The poignant and by now well-known story of Eleanor Roosevelt's triumph over personal tragedy to become the most influential American woman of this century is recounted in "Eleanor Roosevelt: A Life of Discovery," by Russell Freedman, the author of many books for children, including "Lincoln: A Photobiography," which won the 1988 Newbery Medal, and "Franklin Delano Roosevelt." In measured tones he shows how her early work in the progressive settlement houses and voluntary associations of New York City inspired an abiding confidence in the potential of government to do good. We observe her practical political education as her husband's agent in the Democratic Party following his bout with polio in 1921. We learn of her achievements as First Lady on behalf of the country's most needy and underrepresented citizens -- especially black Americans. We follow her through World War II as she won the hearts of American soldiers, then into the postwar period after her husband's death in 1945, when, as a delegate to the United Nations, she became a force in her own right for international peace and human rights.
The personal drama of Eleanor Roosevelt's life also unfolds with unflinching clarity in the text and in the exquisite photographs that accompany it. We are introduced to the troubled and insecure child who emerged from the tragedy of her father's alcoholism and her parents' early deaths. We meet the young wife and mother of five who, with great discipline and determination, overcame the sorrow of her husband's infidelity and in subsequent years forged deep and abiding friendships with a small circle of men and women, each of whom, in a manner Mr. Freedman does not speculate about, fulfilled the need for intimacy her marriage no longer satisfied.

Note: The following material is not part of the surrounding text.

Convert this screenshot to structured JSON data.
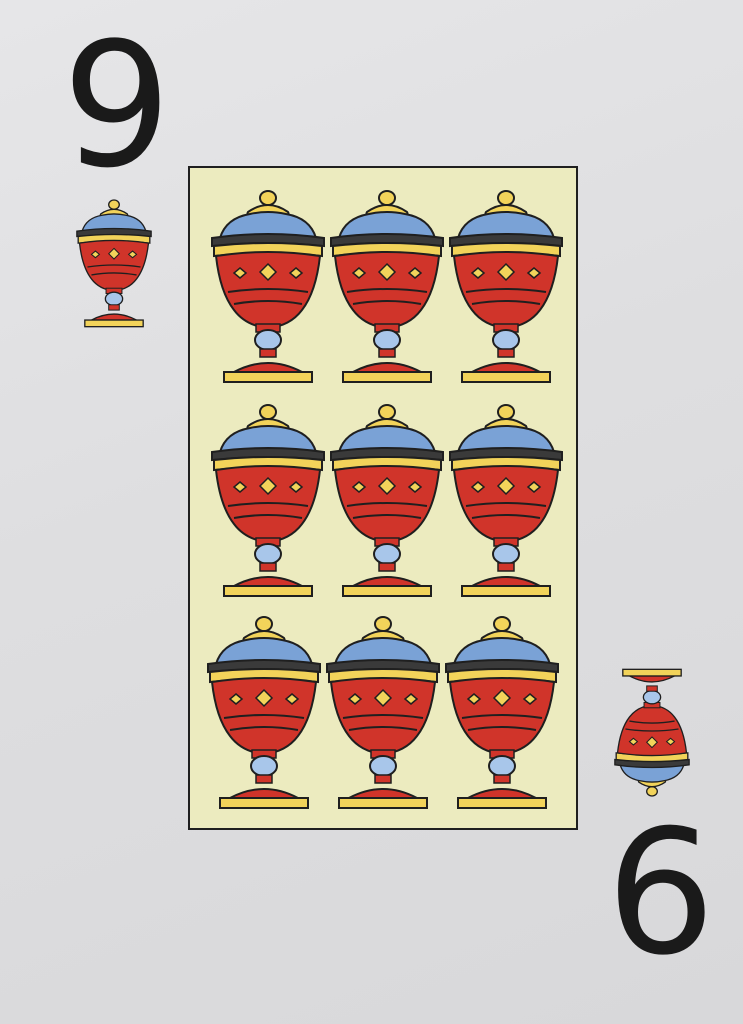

Penny Colman, who has written about Dorothea Dix and Fannie Lou Hamer, is equally thorough, fair and candid in her treatment of Frances Perkins. A native of Massachusetts, Perkins graduated from Mount Holyoke College in 1902 and became a professional social worker in the New York charity world in which Eleanor Roosevelt volunteered. So dogged were her investigations of the garment industry, and so persistent her lobbying for wage and hour reform, that she was first recruited by Gov. Al Smith, and later by Gov. Franklin D. Roosevelt, to work within New York State government, rather than against it. This prepared her to be President Roosevelt's Secretary of Labor, a job which then encompassed health and welfare as well as labor. Perkins's tenure witnessed the greatest period of organization in American labor history. She unequivocally supported the right to organize and bargain collectively, and used her considerable influence with the President to prevent him from restraining strikes by longshoremen and automobile workers. Yet she always had more confidence in the Federal Government than in organized labor as an instrument of social justice, and she devoted most of her efforts to protecting workers through maximum-hour and minimum-wage regulations.